The other person honored by Reagan was Cardinal Terence Cooke, who died last year after a long illness. Reagan told an emotional story about how Cooke had visited him at the White House after Reagan was wounded in an assassination attempt and how he and his wife, Nancy, returned the visit as Cooke lay dying last year.
The Cooke visit to the White House on April 17, 1981, Good Friday, was the source of a comment that Reagan has since made to intimates about the attempt on his life by John W. Hinckley Jr. on March 30 of that year.
Though Reagan didn't relate it tonight, he said soon after the visit that Cooke told him, "The hand of God was upon you."
"I know, and whatever time He's left for me is His," Reagan said.
Reagan praised Cooke for his contributions to "international peace and justice" and said he had told Cooke in their last visit that he was "grateful for all the cardinal had done in behalf of his country."
Reagan concluded by saying that Cooke had died 11 days later and that "none of us have any doubt that he joined the Lord."
Archbishop John J. O'Connor, a friend of Reagan who presided over the dinner and introduced him, responded to Reagan's speech in a lighthearted fashion, saying Cooke had a different recollection of his last meeting with the president.

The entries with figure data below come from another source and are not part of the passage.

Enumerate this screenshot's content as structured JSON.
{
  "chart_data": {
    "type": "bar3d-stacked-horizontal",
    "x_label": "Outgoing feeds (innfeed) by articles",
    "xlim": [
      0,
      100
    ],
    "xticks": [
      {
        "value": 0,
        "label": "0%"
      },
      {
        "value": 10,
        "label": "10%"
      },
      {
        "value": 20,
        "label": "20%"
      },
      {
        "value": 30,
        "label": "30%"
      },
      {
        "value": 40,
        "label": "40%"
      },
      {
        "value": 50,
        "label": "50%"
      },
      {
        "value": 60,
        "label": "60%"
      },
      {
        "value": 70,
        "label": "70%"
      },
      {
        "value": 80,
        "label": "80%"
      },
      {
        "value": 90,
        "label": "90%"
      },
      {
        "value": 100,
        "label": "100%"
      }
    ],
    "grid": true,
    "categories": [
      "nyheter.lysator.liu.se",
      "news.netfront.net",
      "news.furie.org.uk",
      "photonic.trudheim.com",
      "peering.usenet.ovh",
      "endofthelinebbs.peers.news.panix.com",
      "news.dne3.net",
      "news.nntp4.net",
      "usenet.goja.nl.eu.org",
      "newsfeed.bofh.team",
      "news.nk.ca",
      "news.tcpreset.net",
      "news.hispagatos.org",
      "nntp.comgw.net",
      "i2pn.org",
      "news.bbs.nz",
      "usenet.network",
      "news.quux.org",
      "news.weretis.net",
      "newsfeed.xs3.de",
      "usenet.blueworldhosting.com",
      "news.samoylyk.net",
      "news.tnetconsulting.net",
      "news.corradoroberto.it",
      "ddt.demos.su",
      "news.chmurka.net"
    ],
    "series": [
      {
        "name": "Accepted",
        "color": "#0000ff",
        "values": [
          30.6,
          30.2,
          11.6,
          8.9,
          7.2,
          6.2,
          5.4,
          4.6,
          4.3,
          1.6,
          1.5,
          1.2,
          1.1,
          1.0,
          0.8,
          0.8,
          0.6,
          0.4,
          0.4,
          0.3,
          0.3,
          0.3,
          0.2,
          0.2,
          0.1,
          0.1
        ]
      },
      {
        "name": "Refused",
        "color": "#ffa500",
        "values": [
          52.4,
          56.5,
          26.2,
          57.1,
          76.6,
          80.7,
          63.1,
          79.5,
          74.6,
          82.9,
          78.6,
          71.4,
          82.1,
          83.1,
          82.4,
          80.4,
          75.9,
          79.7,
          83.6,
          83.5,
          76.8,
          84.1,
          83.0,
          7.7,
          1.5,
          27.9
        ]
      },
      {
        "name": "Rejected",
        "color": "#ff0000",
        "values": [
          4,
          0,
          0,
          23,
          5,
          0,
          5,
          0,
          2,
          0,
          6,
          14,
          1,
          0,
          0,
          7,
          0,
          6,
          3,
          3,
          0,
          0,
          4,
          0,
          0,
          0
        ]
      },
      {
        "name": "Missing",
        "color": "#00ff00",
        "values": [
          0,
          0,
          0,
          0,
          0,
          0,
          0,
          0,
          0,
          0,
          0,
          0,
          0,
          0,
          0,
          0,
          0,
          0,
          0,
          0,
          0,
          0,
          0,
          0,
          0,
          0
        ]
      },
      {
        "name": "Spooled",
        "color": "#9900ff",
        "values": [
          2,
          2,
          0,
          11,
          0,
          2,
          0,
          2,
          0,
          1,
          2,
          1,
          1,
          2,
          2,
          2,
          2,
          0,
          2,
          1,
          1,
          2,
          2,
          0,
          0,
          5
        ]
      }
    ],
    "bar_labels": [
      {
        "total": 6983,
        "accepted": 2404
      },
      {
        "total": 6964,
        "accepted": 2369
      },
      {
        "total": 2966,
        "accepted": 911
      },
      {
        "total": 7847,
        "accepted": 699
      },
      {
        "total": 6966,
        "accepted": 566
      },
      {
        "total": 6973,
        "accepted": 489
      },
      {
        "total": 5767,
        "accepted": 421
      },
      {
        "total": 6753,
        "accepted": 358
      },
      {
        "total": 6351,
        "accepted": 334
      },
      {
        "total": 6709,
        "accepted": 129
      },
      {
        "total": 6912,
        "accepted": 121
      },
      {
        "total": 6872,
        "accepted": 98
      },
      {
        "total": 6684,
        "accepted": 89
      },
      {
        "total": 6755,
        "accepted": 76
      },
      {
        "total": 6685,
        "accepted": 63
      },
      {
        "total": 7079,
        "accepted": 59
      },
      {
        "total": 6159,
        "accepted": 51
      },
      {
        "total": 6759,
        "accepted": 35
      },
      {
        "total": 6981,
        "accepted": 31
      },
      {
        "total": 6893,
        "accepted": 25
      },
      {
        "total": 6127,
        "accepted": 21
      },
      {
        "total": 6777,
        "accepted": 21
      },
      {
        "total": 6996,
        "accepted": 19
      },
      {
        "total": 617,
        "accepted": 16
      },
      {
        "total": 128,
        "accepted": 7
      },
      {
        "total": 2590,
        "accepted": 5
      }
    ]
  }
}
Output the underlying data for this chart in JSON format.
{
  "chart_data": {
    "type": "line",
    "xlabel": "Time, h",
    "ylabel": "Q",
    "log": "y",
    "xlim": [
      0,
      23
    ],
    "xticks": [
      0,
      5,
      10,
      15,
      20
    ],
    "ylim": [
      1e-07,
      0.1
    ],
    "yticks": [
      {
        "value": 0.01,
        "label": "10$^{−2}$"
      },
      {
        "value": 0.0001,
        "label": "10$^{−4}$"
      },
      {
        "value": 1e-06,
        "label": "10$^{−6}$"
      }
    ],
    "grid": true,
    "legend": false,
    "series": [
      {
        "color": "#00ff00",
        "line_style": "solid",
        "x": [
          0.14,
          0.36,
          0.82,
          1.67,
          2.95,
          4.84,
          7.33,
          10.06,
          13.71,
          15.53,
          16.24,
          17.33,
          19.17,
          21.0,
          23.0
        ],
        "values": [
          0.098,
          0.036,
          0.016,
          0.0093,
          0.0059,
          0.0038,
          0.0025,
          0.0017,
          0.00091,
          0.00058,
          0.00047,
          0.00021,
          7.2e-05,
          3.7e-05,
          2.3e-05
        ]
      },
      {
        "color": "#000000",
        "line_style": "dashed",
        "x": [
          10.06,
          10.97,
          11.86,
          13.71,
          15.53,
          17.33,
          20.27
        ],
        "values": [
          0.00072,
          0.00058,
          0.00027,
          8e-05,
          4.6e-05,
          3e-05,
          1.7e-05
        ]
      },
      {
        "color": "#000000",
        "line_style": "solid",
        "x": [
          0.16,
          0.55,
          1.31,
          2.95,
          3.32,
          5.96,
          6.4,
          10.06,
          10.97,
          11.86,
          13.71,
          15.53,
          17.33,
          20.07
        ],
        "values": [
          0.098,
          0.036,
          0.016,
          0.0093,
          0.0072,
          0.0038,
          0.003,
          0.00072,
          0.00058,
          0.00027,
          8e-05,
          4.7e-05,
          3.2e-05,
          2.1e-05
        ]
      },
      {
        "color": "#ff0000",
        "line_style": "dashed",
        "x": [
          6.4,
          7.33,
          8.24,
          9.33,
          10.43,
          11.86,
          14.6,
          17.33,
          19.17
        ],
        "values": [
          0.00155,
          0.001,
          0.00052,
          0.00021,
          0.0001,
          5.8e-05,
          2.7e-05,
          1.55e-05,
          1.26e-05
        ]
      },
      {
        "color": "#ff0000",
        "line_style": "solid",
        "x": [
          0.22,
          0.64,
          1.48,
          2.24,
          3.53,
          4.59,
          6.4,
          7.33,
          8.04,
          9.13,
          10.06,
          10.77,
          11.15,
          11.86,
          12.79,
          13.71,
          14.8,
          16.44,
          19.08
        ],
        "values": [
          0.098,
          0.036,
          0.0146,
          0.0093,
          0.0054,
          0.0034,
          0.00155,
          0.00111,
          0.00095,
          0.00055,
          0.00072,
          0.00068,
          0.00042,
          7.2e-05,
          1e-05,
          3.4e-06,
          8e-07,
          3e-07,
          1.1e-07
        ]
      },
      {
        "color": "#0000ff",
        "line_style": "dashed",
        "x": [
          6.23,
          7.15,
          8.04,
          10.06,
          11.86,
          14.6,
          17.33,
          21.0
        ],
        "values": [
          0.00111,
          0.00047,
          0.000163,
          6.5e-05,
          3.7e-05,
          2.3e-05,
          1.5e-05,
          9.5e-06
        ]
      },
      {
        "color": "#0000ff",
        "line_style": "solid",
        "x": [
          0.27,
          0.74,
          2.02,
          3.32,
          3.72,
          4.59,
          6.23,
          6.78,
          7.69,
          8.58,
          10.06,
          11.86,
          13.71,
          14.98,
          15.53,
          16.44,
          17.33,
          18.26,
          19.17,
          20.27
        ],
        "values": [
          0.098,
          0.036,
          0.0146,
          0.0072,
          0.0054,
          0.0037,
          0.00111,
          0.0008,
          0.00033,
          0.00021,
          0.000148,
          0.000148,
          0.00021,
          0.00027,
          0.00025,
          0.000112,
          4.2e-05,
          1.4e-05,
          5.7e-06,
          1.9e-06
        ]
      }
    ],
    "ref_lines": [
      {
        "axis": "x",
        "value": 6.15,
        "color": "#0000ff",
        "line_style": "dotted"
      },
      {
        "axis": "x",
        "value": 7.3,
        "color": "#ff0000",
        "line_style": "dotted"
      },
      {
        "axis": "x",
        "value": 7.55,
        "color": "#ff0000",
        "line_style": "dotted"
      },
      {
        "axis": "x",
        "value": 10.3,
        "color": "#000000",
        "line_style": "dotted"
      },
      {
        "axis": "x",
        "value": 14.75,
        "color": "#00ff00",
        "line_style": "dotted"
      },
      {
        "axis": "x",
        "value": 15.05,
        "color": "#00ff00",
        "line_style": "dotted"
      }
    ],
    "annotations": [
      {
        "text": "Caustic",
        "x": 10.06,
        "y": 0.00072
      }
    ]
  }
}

"He had no doubt he would be with the Lord," O'Connor said, looking straight at Reagan. "It was you he was worried about."
The dinner provoked a dispute earlier in the week when Mondale declined an invitation to appear, saying he had to prepare for Sunday's second debate. His aides said he wanted his running mate, Geraldine A. Ferraro, to substitute.
But David A. Werblin, the dinner toastmaster, said the sponsors never received a request from Mondale that he be represented by another speaker.
Mondale's name was greeted with a sprinkling of boos when Werblin read his letter declining the invitation. Reagan made a brief, joking reference to Mondale's absence.
A White House fact sheet distributed to reporters today said inaccurately that the dinner "traditionally attracted the Democratic and Republican nominees for president in every election since 1960 . . . . " Vice President Spiro T. Agnew appeared in place of President Richard M. Nixon in 1972.